A big setback but all is far from lost for Ireland

There are plenty of reasons for Andy Farrell to look forward to the visit of France to Dublin this Sunday with as much optimism as the frustration with which he will have left Cardiff
A big setback but all is far from lost for Ireland

SO CLOSE: Wales’ Louis Rees-Zammit dives over the line to score his sides’ second try despite the last ditch tackle of Ireland’s Tadhg Furlong in yesterday’s Six Nations clash in Cardiff.

This one will hurt, there is no doubt about that. Yet despite the twin calamities of Peter O’Mahony’s red card and Billy Burns’s late missed touchfinder, there are plenty of reasons for Andy Farrell to look forward to the visit of France to Dublin this Sunday with as much optimism as the frustration with which he will have left Cardiff last night.
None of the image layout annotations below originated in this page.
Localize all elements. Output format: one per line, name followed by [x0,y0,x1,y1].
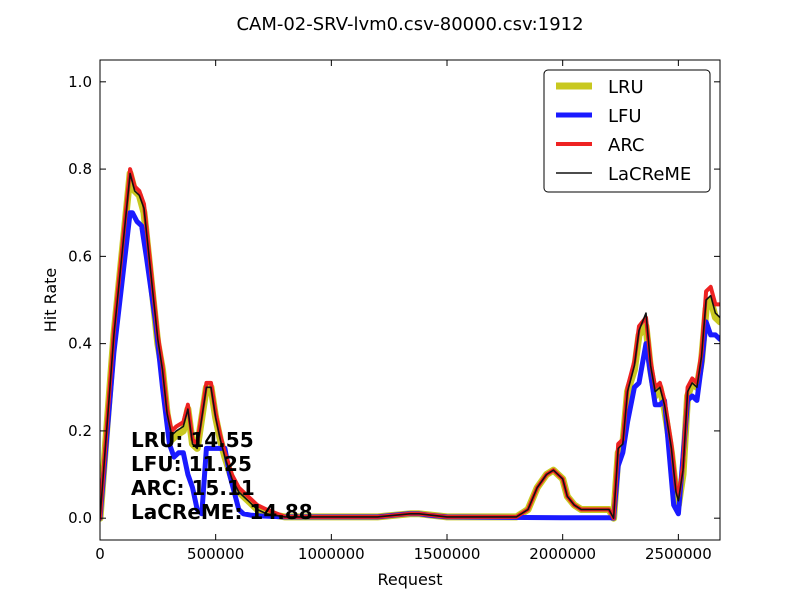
x-tick-label: 0 [95,545,105,563]
y-tick-label: 0.2 [68,422,92,440]
legend-label: ARC [608,135,645,156]
y-tick-label: 1.0 [68,73,92,91]
x-tick-label: 1000000 [298,545,365,563]
x-tick-label: 1500000 [414,545,481,563]
y-tick-label: 0.6 [68,247,92,265]
series-layer [100,167,720,522]
series-line-lacreme [100,172,720,520]
legend-label: LFU [608,106,642,127]
y-tick-label: 0.4 [68,335,92,353]
y-tick-label: 0.0 [68,509,92,527]
y-tick-label: 0.8 [68,160,92,178]
x-tick-label: 500000 [187,545,244,563]
stat-annotation: LRU: 14.55 [131,428,254,452]
legend-label: LRU [608,77,644,98]
x-tick-label: 2000000 [529,545,596,563]
y-axis-label: Hit Rate [41,268,60,333]
legend: LRU LFU ARC LaCReME [543,69,711,193]
x-axis-label: Request [378,570,443,589]
stat-annotation: LFU: 11.25 [131,452,252,476]
axes-frame [99,59,721,541]
legend-box [543,69,711,193]
stat-annotation: LaCReME: 14.88 [131,500,313,524]
axes-layer: 0 500000 1000000 1500000 2000000 2500000 0.0 0.… [68,59,721,563]
x-tick-label: 2500000 [645,545,712,563]
chart-title: CAM-02-SRV-lvm0.csv-80000.csv:1912 [236,14,583,35]
legend-label: LaCReME [608,164,691,185]
stat-annotation: ARC: 15.11 [131,476,255,500]
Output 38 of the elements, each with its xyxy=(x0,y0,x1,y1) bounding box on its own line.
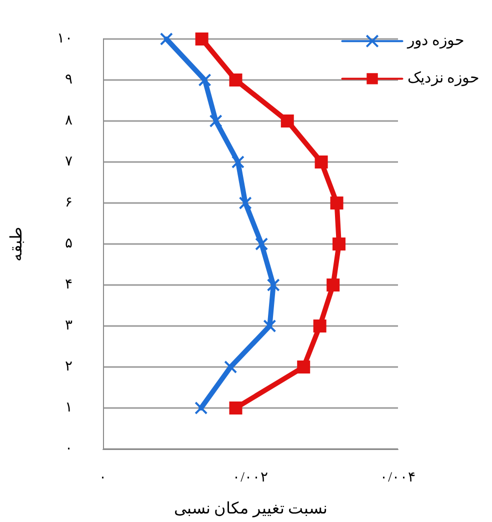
y-axis-title: طبقه xyxy=(8,226,26,262)
point xyxy=(255,238,268,250)
point xyxy=(198,74,212,86)
x-tick-label: ۰/۰۰۴ xyxy=(380,470,416,486)
point xyxy=(297,360,310,374)
point xyxy=(330,196,344,210)
y-tick-label: ۵ xyxy=(65,236,73,252)
y-tick-label: ۰ xyxy=(65,442,73,456)
point xyxy=(231,156,244,168)
x-tick-label: ۰ xyxy=(99,470,107,486)
point xyxy=(314,156,328,168)
y-tick-label: ۳ xyxy=(65,318,73,334)
point xyxy=(195,32,208,46)
point xyxy=(266,278,280,292)
x-axis-title: نسبت تغییر مکان نسبی xyxy=(174,500,327,518)
point xyxy=(224,360,238,374)
x-tick-label: ۰/۰۰۲ xyxy=(232,470,268,486)
point xyxy=(280,114,294,128)
point xyxy=(209,114,222,128)
y-tick-label: ۱۰ xyxy=(57,32,73,46)
y-tick-label: ۲ xyxy=(65,360,73,374)
point xyxy=(194,402,208,414)
point xyxy=(326,278,340,292)
point xyxy=(238,196,252,210)
point xyxy=(160,32,173,46)
y-tick-label: ۷ xyxy=(65,154,73,170)
point xyxy=(229,74,242,86)
legend-label: حوزه دور xyxy=(406,33,464,50)
point xyxy=(263,320,276,332)
point xyxy=(229,402,242,414)
y-tick-label: ۱ xyxy=(65,400,73,416)
point xyxy=(313,320,326,332)
y-tick-label: ۴ xyxy=(65,278,73,292)
y-tick-label: ۶ xyxy=(65,196,73,210)
y-tick-label: ۸ xyxy=(65,114,73,128)
legend-label: حوزه نزدیک xyxy=(407,70,479,87)
point xyxy=(332,238,346,250)
y-tick-label: ۹ xyxy=(65,72,73,88)
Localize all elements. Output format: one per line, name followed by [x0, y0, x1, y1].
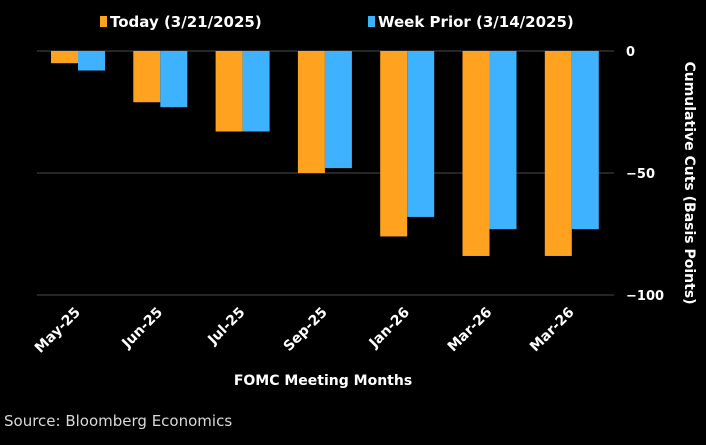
y-tick-label: −100 — [626, 289, 664, 304]
bar-week-prior — [571, 51, 599, 230]
bar-week-prior — [324, 51, 352, 169]
x-tick-label: Jun-25 — [118, 305, 166, 353]
x-tick-label: Jan-26 — [366, 305, 413, 352]
bar-chart: Today (3/21/2025) Week Prior (3/14/2025)… — [32, 13, 697, 389]
x-axis-ticks: May-25 Jun-25 Jul-25 Sep-25 Jan-26 Mar-26 Mar-… — [32, 305, 578, 357]
bars — [51, 51, 599, 256]
bar-today — [215, 51, 243, 132]
bar-week-prior — [78, 51, 105, 71]
legend-swatch-week-prior — [368, 16, 375, 27]
legend-label-week-prior: Week Prior (3/14/2025) — [378, 13, 574, 31]
x-tick-label: Jul-25 — [204, 305, 248, 349]
bar-today — [297, 51, 325, 173]
x-tick-label: May-25 — [32, 305, 84, 357]
bar-today — [51, 51, 78, 64]
legend-label-today: Today (3/21/2025) — [110, 13, 262, 31]
y-tick-label: 0 — [626, 45, 635, 60]
bar-today — [462, 51, 490, 256]
legend-swatch-today — [100, 16, 107, 27]
bar-today — [133, 51, 161, 103]
bar-week-prior — [160, 51, 188, 108]
y-axis-ticks: 0 −50 −100 — [626, 45, 664, 304]
bar-week-prior — [242, 51, 270, 132]
bar-week-prior — [489, 51, 517, 230]
y-tick-label: −50 — [626, 167, 655, 182]
x-axis-label: FOMC Meeting Months — [234, 373, 412, 389]
x-tick-label: Sep-25 — [281, 305, 331, 355]
source-note: Source: Bloomberg Economics — [4, 412, 233, 430]
legend: Today (3/21/2025) Week Prior (3/14/2025) — [100, 13, 574, 31]
bar-today — [380, 51, 408, 237]
bar-week-prior — [407, 51, 435, 217]
x-tick-label: Mar-26 — [445, 305, 496, 356]
bar-today — [544, 51, 572, 256]
y-axis-label: Cumulative Cuts (Basis Points) — [681, 61, 697, 304]
x-tick-label: Mar-26 — [527, 305, 578, 356]
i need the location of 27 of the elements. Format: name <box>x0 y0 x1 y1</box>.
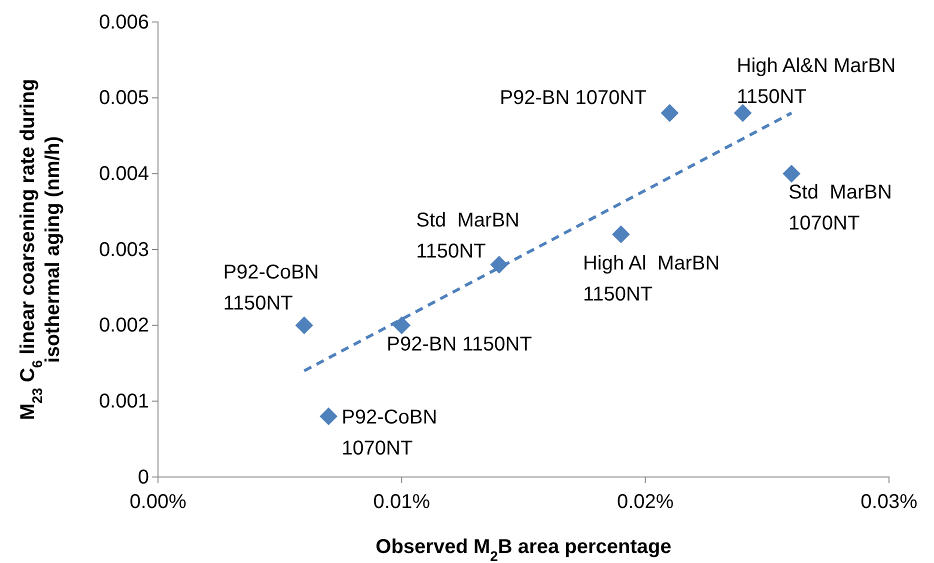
point <box>782 164 800 183</box>
x-tick-label: 0.01% <box>373 491 430 513</box>
x-tick-label: 0.02% <box>616 491 674 513</box>
annotation: P92-BN 1070NT <box>500 87 646 109</box>
point <box>612 225 630 244</box>
annotation: Std MarBN 1070NT <box>788 182 892 235</box>
point <box>320 407 338 426</box>
annotation: High Al&N MarBN 1150NT <box>736 55 896 108</box>
annotation: High Al MarBN 1150NT <box>582 252 720 306</box>
y-tick-label: 0.003 <box>98 238 149 261</box>
x-tick-label: 0.00% <box>130 491 187 513</box>
point <box>734 104 752 122</box>
point <box>660 104 679 122</box>
point <box>392 316 411 334</box>
y-tick-label: 0.004 <box>98 163 149 186</box>
x-axis-title: Observed M$_{2}$B area percentage <box>376 536 672 563</box>
y-tick-label: 0 <box>138 466 149 488</box>
y-tick-label: 0.005 <box>98 87 149 110</box>
annotation: P92-BN 1150NT <box>386 333 532 356</box>
annotation: Std MarBN 1150NT <box>416 210 520 263</box>
x-tick-label: 0.03% <box>860 491 918 513</box>
annotation: P92-CoBN 1150NT <box>223 261 319 314</box>
y-tick-label: 0.001 <box>98 390 149 413</box>
y-tick-label: 0.006 <box>98 11 149 34</box>
annotation: P92-CoBN 1070NT <box>342 406 438 460</box>
point <box>295 316 314 334</box>
y-tick-label: 0.002 <box>98 314 149 337</box>
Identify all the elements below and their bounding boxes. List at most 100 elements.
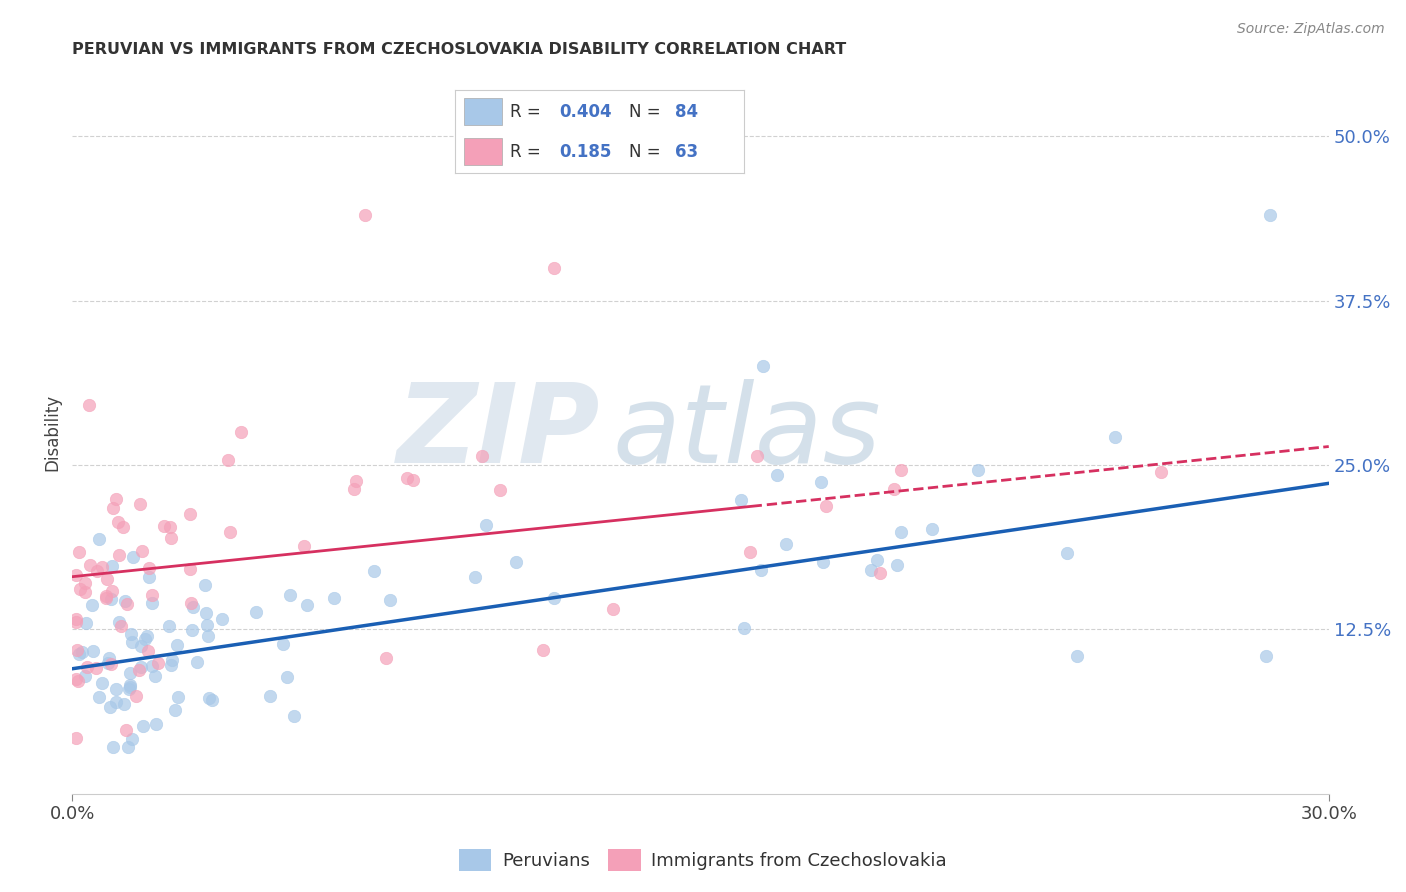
- Point: [280, 588, 302, 602]
- Point: [198, 690, 221, 705]
- Point: [396, 471, 419, 485]
- Point: [181, 600, 204, 615]
- Point: [259, 689, 281, 703]
- Point: [271, 637, 294, 651]
- Y-axis label: Disability: Disability: [44, 393, 60, 471]
- Point: [141, 596, 163, 610]
- Point: [128, 663, 150, 677]
- Point: [117, 740, 139, 755]
- Point: [145, 716, 167, 731]
- Point: [489, 483, 512, 497]
- Point: [378, 593, 401, 607]
- Point: [77, 398, 100, 412]
- Point: [292, 539, 315, 553]
- Point: [107, 548, 129, 562]
- Point: [82, 644, 104, 658]
- Point: [125, 689, 148, 703]
- Point: [136, 629, 159, 643]
- Point: [121, 634, 143, 648]
- Point: [101, 740, 124, 755]
- Point: [105, 695, 128, 709]
- Point: [136, 644, 159, 658]
- Point: [218, 524, 240, 539]
- Point: [813, 555, 835, 569]
- Point: [866, 552, 889, 566]
- Point: [96, 656, 118, 670]
- Point: [402, 473, 425, 487]
- Point: [166, 690, 188, 704]
- Point: [118, 678, 141, 692]
- Point: [131, 543, 153, 558]
- Point: [810, 475, 832, 489]
- Point: [114, 723, 136, 737]
- Point: [121, 550, 143, 565]
- Point: [111, 520, 134, 534]
- Point: [211, 612, 233, 626]
- Point: [738, 544, 761, 558]
- Point: [201, 693, 224, 707]
- Point: [118, 681, 141, 696]
- Point: [75, 576, 97, 591]
- Point: [1104, 430, 1126, 444]
- Point: [89, 690, 111, 704]
- Point: [75, 668, 97, 682]
- Text: atlas: atlas: [613, 378, 882, 485]
- Point: [464, 570, 486, 584]
- Point: [101, 584, 124, 599]
- Point: [121, 732, 143, 747]
- Point: [471, 449, 494, 463]
- Legend: Peruvians, Immigrants from Czechoslovakia: Peruvians, Immigrants from Czechoslovaki…: [451, 842, 955, 879]
- Point: [815, 499, 838, 513]
- Point: [166, 638, 188, 652]
- Point: [103, 501, 125, 516]
- Point: [745, 449, 768, 463]
- Point: [105, 682, 128, 697]
- Point: [245, 605, 267, 619]
- Point: [91, 676, 114, 690]
- Point: [1254, 648, 1277, 663]
- Point: [69, 582, 91, 597]
- Point: [120, 666, 142, 681]
- Text: ZIP: ZIP: [396, 378, 600, 485]
- Point: [65, 568, 87, 582]
- Point: [105, 491, 128, 506]
- Point: [67, 545, 90, 559]
- Point: [765, 468, 787, 483]
- Point: [375, 651, 398, 665]
- Point: [65, 612, 87, 626]
- Point: [344, 474, 367, 488]
- Point: [1150, 465, 1173, 479]
- Point: [132, 718, 155, 732]
- Point: [143, 669, 166, 683]
- Point: [295, 598, 318, 612]
- Point: [75, 615, 97, 630]
- Point: [120, 627, 142, 641]
- Point: [1066, 648, 1088, 663]
- Point: [229, 425, 252, 440]
- Point: [890, 463, 912, 477]
- Point: [86, 564, 108, 578]
- Point: [217, 453, 239, 467]
- Point: [1258, 208, 1281, 222]
- Point: [163, 703, 186, 717]
- Point: [100, 657, 122, 672]
- Point: [195, 617, 218, 632]
- Point: [131, 640, 153, 654]
- Point: [108, 615, 131, 630]
- Point: [543, 591, 565, 605]
- Point: [65, 615, 87, 629]
- Point: [751, 563, 773, 577]
- Point: [96, 572, 118, 586]
- Point: [98, 700, 121, 714]
- Point: [96, 590, 118, 604]
- Point: [1056, 546, 1078, 560]
- Point: [860, 563, 883, 577]
- Point: [543, 260, 565, 275]
- Point: [157, 619, 180, 633]
- Point: [94, 591, 117, 605]
- Point: [181, 623, 204, 637]
- Point: [153, 519, 176, 533]
- Point: [733, 621, 755, 635]
- Point: [101, 559, 124, 574]
- Text: PERUVIAN VS IMMIGRANTS FROM CZECHOSLOVAKIA DISABILITY CORRELATION CHART: PERUVIAN VS IMMIGRANTS FROM CZECHOSLOVAK…: [72, 42, 846, 57]
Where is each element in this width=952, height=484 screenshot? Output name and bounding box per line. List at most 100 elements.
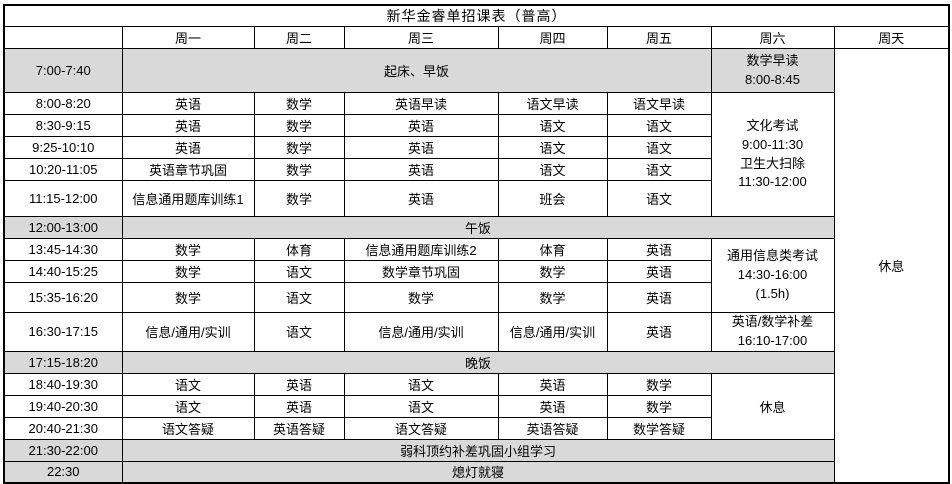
schedule-cell: 英语: [121, 114, 255, 137]
schedule-cell-sat-remedial: 英语/数学补差 16:10-17:00: [710, 312, 835, 352]
row-1020: 10:20-11:05 英语章节巩固 数学 英语 语文 语文: [3, 158, 949, 181]
schedule-cell: 语文: [497, 136, 608, 159]
schedule-cell: 英语: [343, 180, 499, 217]
schedule-cell: 语文: [606, 114, 712, 137]
row-0830: 8:30-9:15 英语 数学 英语 语文 语文: [3, 114, 949, 137]
row-1940: 19:40-20:30 语文 英语 语文 英语 数学: [3, 394, 949, 418]
schedule-cell: 英语: [343, 158, 499, 181]
schedule-cell: 数学: [497, 260, 608, 283]
schedule-cell: 英语: [343, 114, 499, 137]
time-slot: 20:40-21:30: [3, 416, 123, 440]
schedule-cell-sat-exam-cleaning: 文化考试 9:00-11:30 卫生大扫除 11:30-12:00: [710, 92, 835, 217]
schedule-cell: 数学: [253, 92, 345, 115]
time-column-header: [3, 26, 123, 49]
row-dinner: 17:15-18:20 晚饭: [3, 350, 949, 374]
day-header-thu: 周四: [497, 26, 608, 49]
time-slot: 13:45-14:30: [3, 238, 123, 261]
title-row: 新华金睿单招课表（普高）: [3, 4, 950, 27]
schedule-cell: 英语: [253, 394, 345, 418]
row-1535: 15:35-16:20 数学 语文 数学 数学 英语: [3, 282, 949, 313]
schedule-cell: 英语: [497, 372, 608, 396]
day-header-mon: 周一: [121, 26, 255, 49]
schedule-cell: 英语: [121, 92, 255, 115]
schedule-cell: 数学: [606, 394, 712, 418]
schedule-cell: 信息/通用/实训: [343, 312, 499, 352]
schedule-cell: 英语答疑: [253, 416, 345, 440]
schedule-cell: 数学: [253, 114, 345, 137]
schedule-cell: 语文早读: [497, 92, 608, 115]
schedule-cell: 数学: [121, 238, 255, 261]
schedule-cell: 体育: [497, 238, 608, 261]
time-slot: 14:40-15:25: [3, 260, 123, 283]
schedule-cell: 信息通用题库训练1: [121, 180, 255, 217]
day-header-wed: 周三: [343, 26, 499, 49]
schedule-cell-sunday-rest: 休息: [833, 48, 950, 484]
schedule-cell-dinner: 晚饭: [121, 350, 835, 374]
schedule-cell: 语文: [343, 394, 499, 418]
schedule-cell-group-study: 弱科顶约补差巩固小组学习: [121, 438, 835, 462]
schedule-cell: 英语: [606, 260, 712, 283]
schedule-cell: 语文: [121, 394, 255, 418]
schedule-cell: 数学: [121, 282, 255, 313]
time-slot: 12:00-13:00: [3, 216, 123, 239]
row-1345: 13:45-14:30 数学 体育 信息通用题库训练2 体育 英语 通用信息类考…: [3, 238, 949, 313]
row-1115: 11:15-12:00 信息通用题库训练1 数学 英语 班会 语文: [3, 180, 949, 217]
time-slot: 11:15-12:00: [3, 180, 123, 217]
schedule-cell: 英语: [497, 394, 608, 418]
schedule-cell-sat-evening-rest: 休息: [710, 372, 835, 440]
schedule-cell: 信息/通用/实训: [497, 312, 608, 352]
day-header-sat: 周六: [710, 26, 835, 49]
schedule-cell-lights-out: 熄灯就寝: [121, 460, 835, 484]
schedule-cell: 语文: [253, 312, 345, 352]
schedule-cell-lunch: 午饭: [121, 216, 835, 239]
schedule-cell: 数学: [253, 136, 345, 159]
schedule-cell: 语文: [253, 260, 345, 283]
schedule-cell: 英语答疑: [497, 416, 608, 440]
schedule-cell: 英语: [606, 282, 712, 313]
time-slot: 15:35-16:20: [3, 282, 123, 313]
schedule-cell: 数学: [253, 180, 345, 217]
schedule-cell: 英语: [606, 312, 712, 352]
time-slot: 18:40-19:30: [3, 372, 123, 396]
schedule-cell-wake-breakfast: 起床、早饭: [121, 48, 712, 93]
row-lunch: 12:00-13:00 午饭: [3, 216, 949, 239]
schedule-cell: 语文早读: [606, 92, 712, 115]
schedule-cell: 英语: [606, 238, 712, 261]
time-slot: 7:00-7:40: [3, 48, 123, 93]
row-0800: 8:00-8:20 英语 数学 英语早读 语文早读 语文早读 文化考试 9:00…: [3, 92, 949, 217]
schedule-cell: 体育: [253, 238, 345, 261]
time-slot: 10:20-11:05: [3, 158, 123, 181]
time-slot: 17:15-18:20: [3, 350, 123, 374]
schedule-cell: 语文: [606, 180, 712, 217]
schedule-cell: 数学章节巩固: [343, 260, 499, 283]
schedule-cell: 语文答疑: [343, 416, 499, 440]
row-2040: 20:40-21:30 语文答疑 英语答疑 语文答疑 英语答疑 数学答疑: [3, 416, 949, 440]
day-header-row: 周一 周二 周三 周四 周五 周六 周天: [3, 26, 950, 49]
day-header-tue: 周二: [253, 26, 345, 49]
schedule-cell: 数学: [497, 282, 608, 313]
schedule-cell: 数学: [343, 282, 499, 313]
schedule-cell: 语文答疑: [121, 416, 255, 440]
day-header-fri: 周五: [606, 26, 712, 49]
schedule-cell: 信息/通用/实训: [121, 312, 255, 352]
schedule-cell: 语文: [606, 136, 712, 159]
class-schedule-table: 新华金睿单招课表（普高） 周一 周二 周三 周四 周五 周六 周天 7:00-7…: [3, 4, 950, 484]
row-1840: 18:40-19:30 语文 英语 语文 英语 数学 休息: [3, 372, 949, 440]
row-1630: 16:30-17:15 信息/通用/实训 语文 信息/通用/实训 信息/通用/实…: [3, 312, 949, 352]
time-slot: 19:40-20:30: [3, 394, 123, 418]
schedule-cell: 英语章节巩固: [121, 158, 255, 181]
schedule-cell: 数学: [253, 158, 345, 181]
schedule-cell: 语文: [497, 114, 608, 137]
schedule-cell: 数学答疑: [606, 416, 712, 440]
schedule-cell-sat-math-reading: 数学早读 8:00-8:45: [710, 48, 835, 93]
schedule-cell: 班会: [497, 180, 608, 217]
schedule-cell-sat-info-exam: 通用信息类考试 14:30-16:00 (1.5h): [710, 238, 835, 313]
schedule-cell: 语文: [121, 372, 255, 396]
row-1440: 14:40-15:25 数学 语文 数学章节巩固 数学 英语: [3, 260, 949, 283]
schedule-cell: 数学: [121, 260, 255, 283]
schedule-cell: 英语早读: [343, 92, 499, 115]
time-slot: 9:25-10:10: [3, 136, 123, 159]
time-slot: 22:30: [3, 460, 123, 484]
row-group-study: 21:30-22:00 弱科顶约补差巩固小组学习: [3, 438, 949, 462]
schedule-cell: 语文: [497, 158, 608, 181]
Indiscipline and poor execution will forever be associated with yesterday’s opening-round defeat in the 2021 Guinness Six Nations. O’Mahony’s reckless and dangerous cleanout just 14 minutes in leaving referee Wayne Barnes with no option but to send the Ireland flanker off and leave his outnumbered team-mates 66 minutes-plus to fend for themselves. That those remaining players more than carried the fight to Wales for that amount of time in such an attritional contest at Principality Stadium is a credit to them, even more so that, four minutes into added time, they were in with a shout of stealing victory.